Methods inherited from class org.springframework.security.authentication.jaas.AbstractJaasAuthenticationProvider

authenticate, getApplicationEventPublisher, handleLogout, onApplicationEvent, publishFailureEvent, publishSuccessEvent, setApplicationEventPublisher, setAuthorityGranters, setCallbackHandlers, setLoginContextName, setLoginExceptionResolver, supports

Methods inherited from class java.lang.Object

clone, equals, finalize, getClass, hashCode, notify, notifyAll, toString, wait, wait, wait

Methods inherited from interface org.springframework.context.ApplicationListener

supportsAsyncExecution

Constructor Details

DefaultJaasAuthenticationProvider

public DefaultJaasAuthenticationProvider()

Method Details

afterPropertiesSet

public void afterPropertiesSet()
                        throws Exception

Description copied from class: AbstractJaasAuthenticationProvider

Validates the required properties are set.
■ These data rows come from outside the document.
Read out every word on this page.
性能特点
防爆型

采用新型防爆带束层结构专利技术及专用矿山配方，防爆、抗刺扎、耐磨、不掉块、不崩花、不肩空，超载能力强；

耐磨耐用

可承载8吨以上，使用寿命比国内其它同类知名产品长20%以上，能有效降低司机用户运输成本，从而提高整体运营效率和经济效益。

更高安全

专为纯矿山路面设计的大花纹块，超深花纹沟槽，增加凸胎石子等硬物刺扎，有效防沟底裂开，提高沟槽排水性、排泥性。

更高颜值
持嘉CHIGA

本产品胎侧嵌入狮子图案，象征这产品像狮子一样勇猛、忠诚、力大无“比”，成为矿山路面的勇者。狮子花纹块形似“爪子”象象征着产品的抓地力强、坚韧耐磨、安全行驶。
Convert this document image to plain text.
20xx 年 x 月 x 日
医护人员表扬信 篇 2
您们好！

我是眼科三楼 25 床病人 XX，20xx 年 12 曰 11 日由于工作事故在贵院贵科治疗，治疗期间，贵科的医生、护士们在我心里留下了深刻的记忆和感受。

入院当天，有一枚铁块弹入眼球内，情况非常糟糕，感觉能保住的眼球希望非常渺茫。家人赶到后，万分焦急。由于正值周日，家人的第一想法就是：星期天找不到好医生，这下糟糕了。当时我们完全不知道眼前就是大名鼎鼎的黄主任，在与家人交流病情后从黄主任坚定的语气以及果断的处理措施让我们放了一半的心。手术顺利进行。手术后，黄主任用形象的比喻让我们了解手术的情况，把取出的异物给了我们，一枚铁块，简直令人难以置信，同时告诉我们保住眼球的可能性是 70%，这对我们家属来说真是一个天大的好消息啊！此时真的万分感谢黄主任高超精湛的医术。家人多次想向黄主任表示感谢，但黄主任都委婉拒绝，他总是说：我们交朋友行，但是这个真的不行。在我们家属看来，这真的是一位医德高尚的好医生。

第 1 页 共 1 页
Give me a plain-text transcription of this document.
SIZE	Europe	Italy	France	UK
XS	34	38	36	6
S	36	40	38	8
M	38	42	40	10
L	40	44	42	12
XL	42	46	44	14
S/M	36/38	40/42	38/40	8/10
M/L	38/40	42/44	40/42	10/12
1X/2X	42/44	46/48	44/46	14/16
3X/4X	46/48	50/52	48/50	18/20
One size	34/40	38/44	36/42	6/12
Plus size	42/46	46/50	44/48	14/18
In addition, if AbstractJaasAuthenticationProvider.setCallbackHandlers(JaasAuthenticationCallbackHandler[]) has not been called with valid handlers, initializes to use JaasNameCallbackHandler and JaasPasswordCallbackHandler.

Specified by:

afterPropertiesSet in interface org.springframework.beans.factory.InitializingBean

Overrides:

afterPropertiesSet in class AbstractJaasAuthenticationProvider

Throws:

Exception

createLoginContext

protected LoginContext createLoginContext(CallbackHandler handler)
                                   throws LoginException

Creates a LoginContext using the Configuration that was specified in setConfiguration(Configuration).

Specified by:

createLoginContext in class AbstractJaasAuthenticationProvider

Parameters:

handler - The CallbackHandler that should be used for the LoginContext (never null).

Returns:

the LoginContext to use for authentication.

Throws:

LoginException

getConfiguration

protected Configuration getConfiguration()

setConfiguration

public void setConfiguration(Configuration configuration)

Sets the Configuration to use for Authentication.

Parameters:

configuration - the Configuration that is used when createLoginContext(CallbackHandler) is called.